Bringing digital banking tools into the 21st Century

Banks today are under pressure to perform — to generate revenue, to grow and to ensure regulatory compliance. Central to all of this is the customer. Without loyal customers to invest their money over the long-term, growth and profits aren’t possible.

Increasingly, customers do their banking either online or via mobile app, so it’s up to banks to provide users with a digital experience that meets their needs. How customers interact with their banks through an online component can often mean the difference between staying with a bank or taking their money elsewhere. Unfortunately, however, the technologies that banks are using to produce their digital components aren’t as modern as they should be.

There are several reasons for this. Fiercely competitive design and engineering fields can leave banks struggling to hire the front- and back-end talent they need to build advanced websites and apps. Banks can also have a tendency to get stuck in their ways, prompting a complacent approach to technology and an ignorance of new trends in software framework.

Failure to modernize and appeal to younger generations of customers could eventually kill a lot of banks. Old technologies mean slower loading times, irrelevant features and a fundamental disconnect between what the customer needs and what the bank provides. The key is bringing modern tools into the process, reviewing IT systems and ultimately increasing speed. Modernizing customer-facing digital products can mean:

  • Less expensive maintenance. Maintaining an old codebase will, in the long run, be more costly than constantly modernizing it. A product is often built with the latest and greatest software stack, but as time passes, the community for that stack tends to decay as bigger and better stacks make their way into the market. AngularJS, for example, is a new front-end web development framework.

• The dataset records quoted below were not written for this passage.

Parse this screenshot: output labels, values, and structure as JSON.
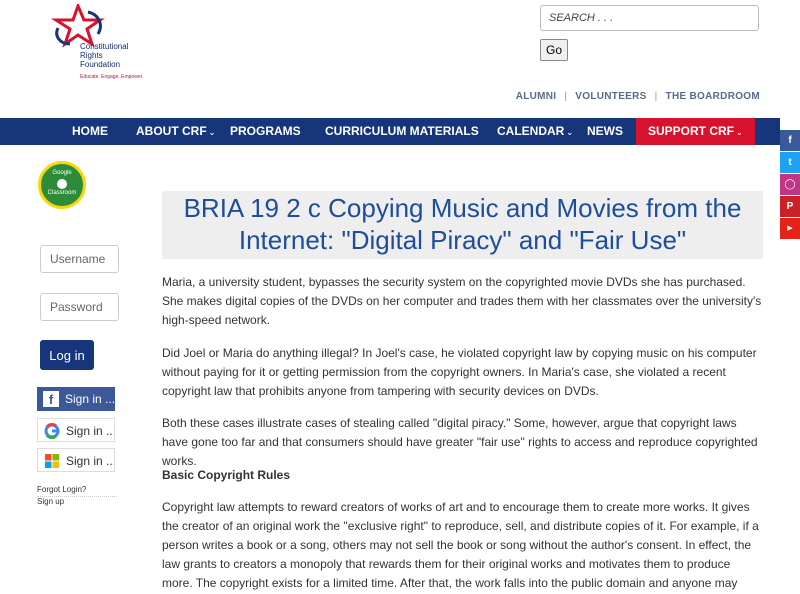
{
  "header": {
    "logo_lines": [
      "Constitutional",
      "Rights",
      "Foundation"
    ],
    "tagline": "Educate. Engage. Empower.",
    "search_placeholder": "SEARCH . . .",
    "go_label": "Go",
    "toplinks": [
      "ALUMNI",
      "VOLUNTEERS",
      "THE BOARDROOM"
    ]
  },
  "nav": {
    "items": [
      "HOME",
      "ABOUT CRF",
      "PROGRAMS",
      "CURRICULUM MATERIALS",
      "CALENDAR",
      "NEWS",
      "SUPPORT CRF"
    ],
    "colors": {
      "bar": "#16357a",
      "support": "#d6122e"
    }
  },
  "social": [
    "facebook-icon",
    "twitter-icon",
    "instagram-icon",
    "pinterest-icon",
    "youtube-icon"
  ],
  "sidebar": {
    "gclass_line1": "Google",
    "gclass_line2": "Classroom",
    "username_placeholder": "Username",
    "password_placeholder": "Password",
    "login_label": "Log in",
    "signin_facebook": "Sign in ...",
    "signin_google": "Sign in ...",
    "signin_microsoft": "Sign in ...",
    "forgot": "Forgot Login?",
    "signup": "Sign up"
  },
  "article": {
    "title": "BRIA 19 2 c Copying Music and Movies from the Internet: \"Digital Piracy\" and \"Fair Use\"",
    "p1": "Maria, a university student, bypasses the security system on the copyrighted movie DVDs she has purchased. She makes digital copies of the DVDs on her computer and trades them with her classmates over the university's high-speed network.",
    "p2": "Did Joel or Maria do anything illegal? In Joel's case, he violated copyright law by copying music on his computer without paying for it or getting permission from the copyright owners. In Maria's case, she violated a recent copyright law that prohibits anyone from tampering with security devices on DVDs.",
    "p3": "Both these cases illustrate cases of stealing called \"digital piracy.\" Some, however, argue that copyright laws have gone too far and that consumers should have greater \"fair use\" rights to access and reproduce copyrighted works.",
    "subhead": "Basic Copyright Rules",
    "p4": "Copyright law attempts to reward creators of works of art and to encourage them to create more works. It gives the creator of an original work the \"exclusive right\" to reproduce, sell, and distribute copies of it. For example, if a person writes a book or a song, others may not sell the book or song without the author's consent. In effect, the law grants to creators a monopoly that rewards them for their original works and motivates them to produce more. The copyright exists for a limited time. After that, the work falls into the public domain and anyone may copy it."
  }
}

Because it’s new and exciting, talent is flooding the market, driving the cost of production down. It will sustain its growth in the coming years, and there will be increasingly more developers who know it.
  • A more lightweight digital product. As software stacks have matured, customers have come to expect an unprecedented quality of service. Older frameworks are heavier and require more resources to do exactly what the new ones can do with less. In a business where switching costs are low for the customer, it’s in the service provider’s best interest to provide a product that is quick and easy to use.
  • A more user-centered design. Modern technologies allow developers to more easily create apps and websites that are consistent with current user interaction patterns. This promotes products that are more intuitive, accessible and user friendly.

None of these benefits on their own are life changing, but together they add up to a great customer experience. Many banks are starting to catch on to new software trends, going so far as to acquire their own cutting-edge design agencies and bring them in-house. They recognize the need for support from the most innovative designers and developers in the business. But even smaller financial institutions that don’t have the deep pockets of the Big Four can bring their digital tools up to date by teaming with bespoke web and app development consultancies.

It’s time for banks to modernize their digital offerings, or risk obsolescence. A customer-centric approach is the only way forward, and that starts with providing the fast, intelligent tools that users want. Highly beneficial for both banks and customers, digital modernization is one of the soundest investments a financial institution can make.